Due to its natural shelter and impressive depth the lough was an important naval port. In October 1798, during the French Revoluionary War, a French republican fleet carrying Wolfe Tone of the United Irishmen, plus troops to assist in 1798 rebellion, was intercepted and defeated in a naval battle at the entrance to Lough Swilly. Subsequently Tone was captured and taken ashore at Buncrana on the east side of the Swilly.
A subsequent reassessment of the threat of invasion led to the building of a series of fortifications guarding the different approaches and landing points within the lough which were completed between 1800 and 1820. Martello towers were built around 1804 to defend the approaches to Londonderry. The six on the lough were armed with smoothbore cannon, firing round shot and were completed in six months.
As the storm clouds gathered before the First World War, the War Office improved the Napoleonic forts and their armaments as well as adding an additional fort at the entrance to the lough at Lenan Head with 9 inch guns (12-mile range) – the largest in Ireland at the time. The remains of these fortifications can still be inspected at Lenan Head, Fort Dunree (now a military and wildlife museum), Ned's Point, Buncrana, Inch Island and on the west coast at Rathmullan, Knockalla and Macamish Point.
During the First World War, the lough was used by the Royal Navy as an anchorage for ships of the Grand Fleet, an amalgamation of the pre-war Home and Atlantic Fleets, under Admiral Jellicoe and a gathering/staging point for Atlantic convoys. During this period a boom was placed across the lough between Macamish and Ned's point, supported by a number of trawlers to prevent U-Boat attacks. After the Irish War of Independence the lough was also one of the Treaty Ports specified in the Anglo-Irish Treaty until its final handing over at Fort Dunree in 1938.

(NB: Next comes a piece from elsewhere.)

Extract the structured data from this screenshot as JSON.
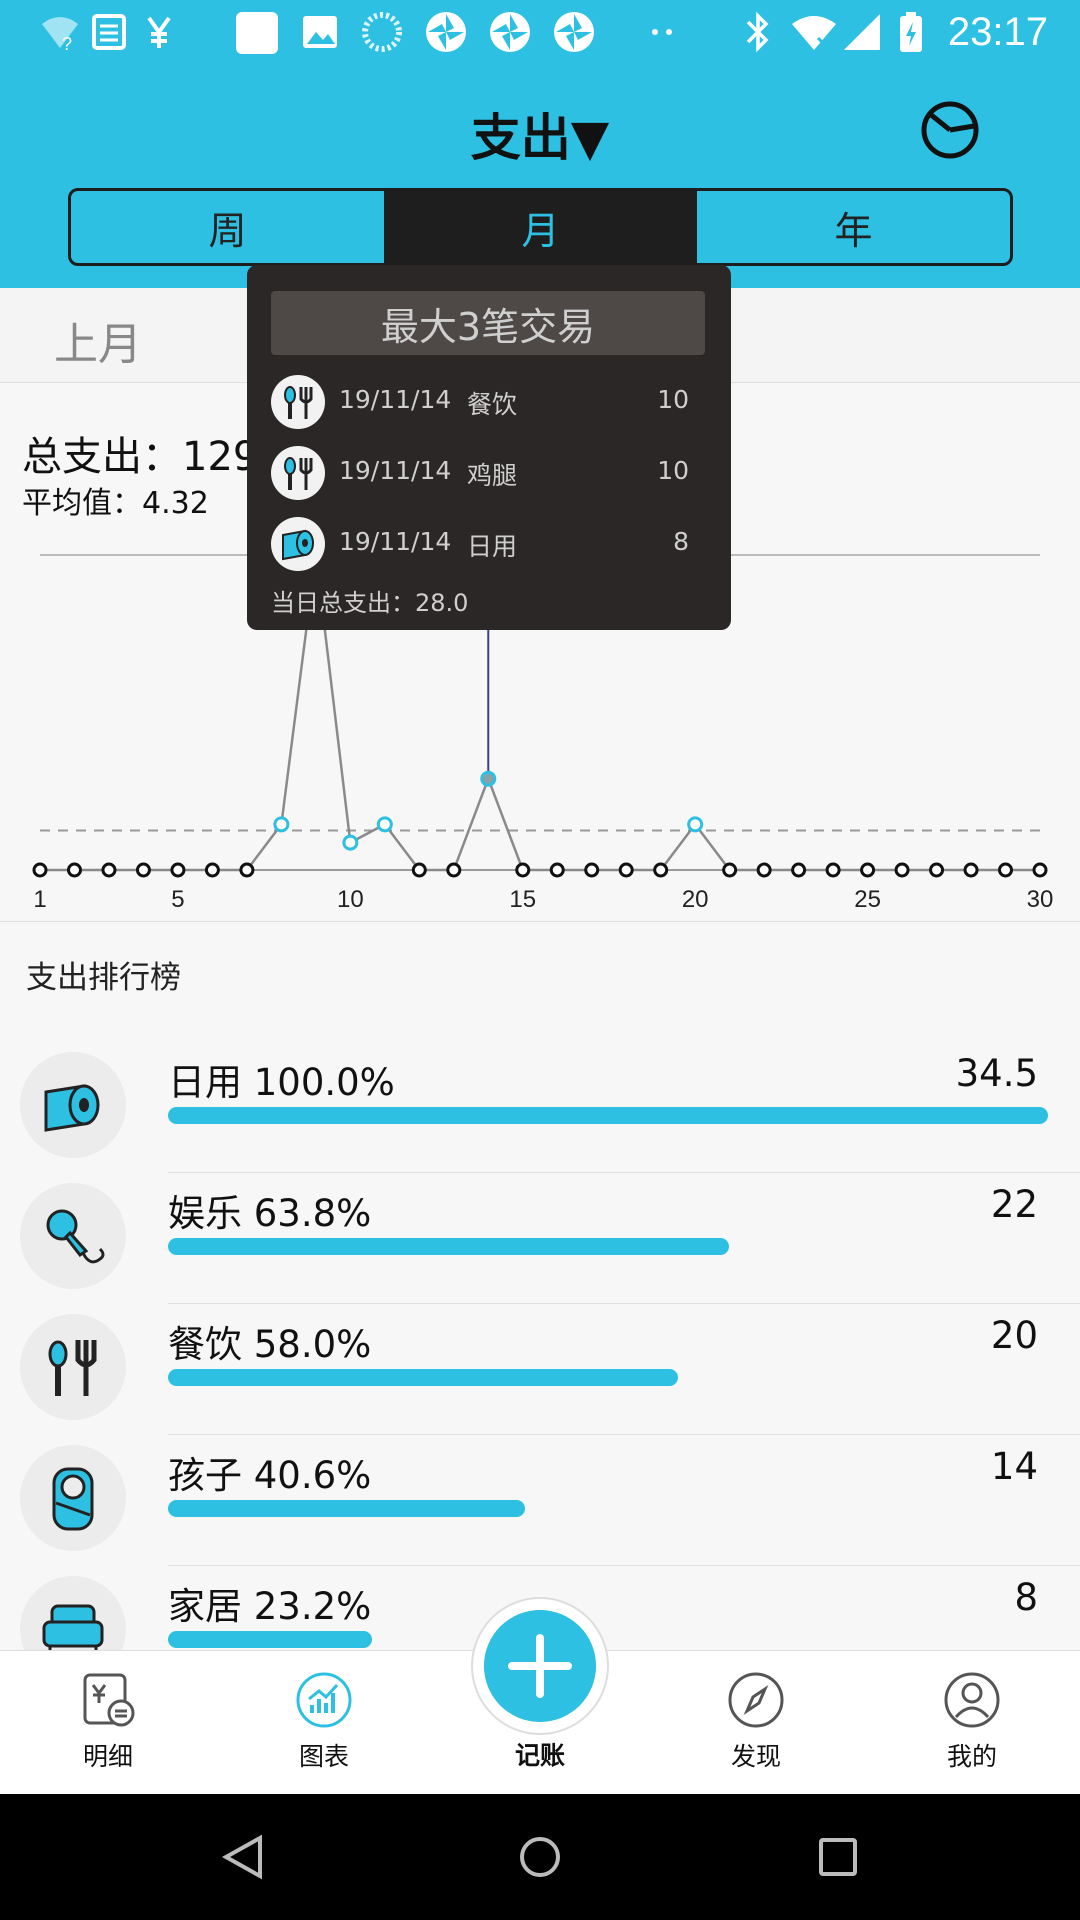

According to exhibits at Fort Dunree, during the Second World War Irish troops manned the guns there with explicit instructions to fire at any ship that might threaten Irish neutrality by entering the natural harbour. There was reportedly only one serious incident, when a Royal Navy ship entered the lough and did not initially respond to signals that it should turn back. However, the ship turned around before Irish forces fired upon it.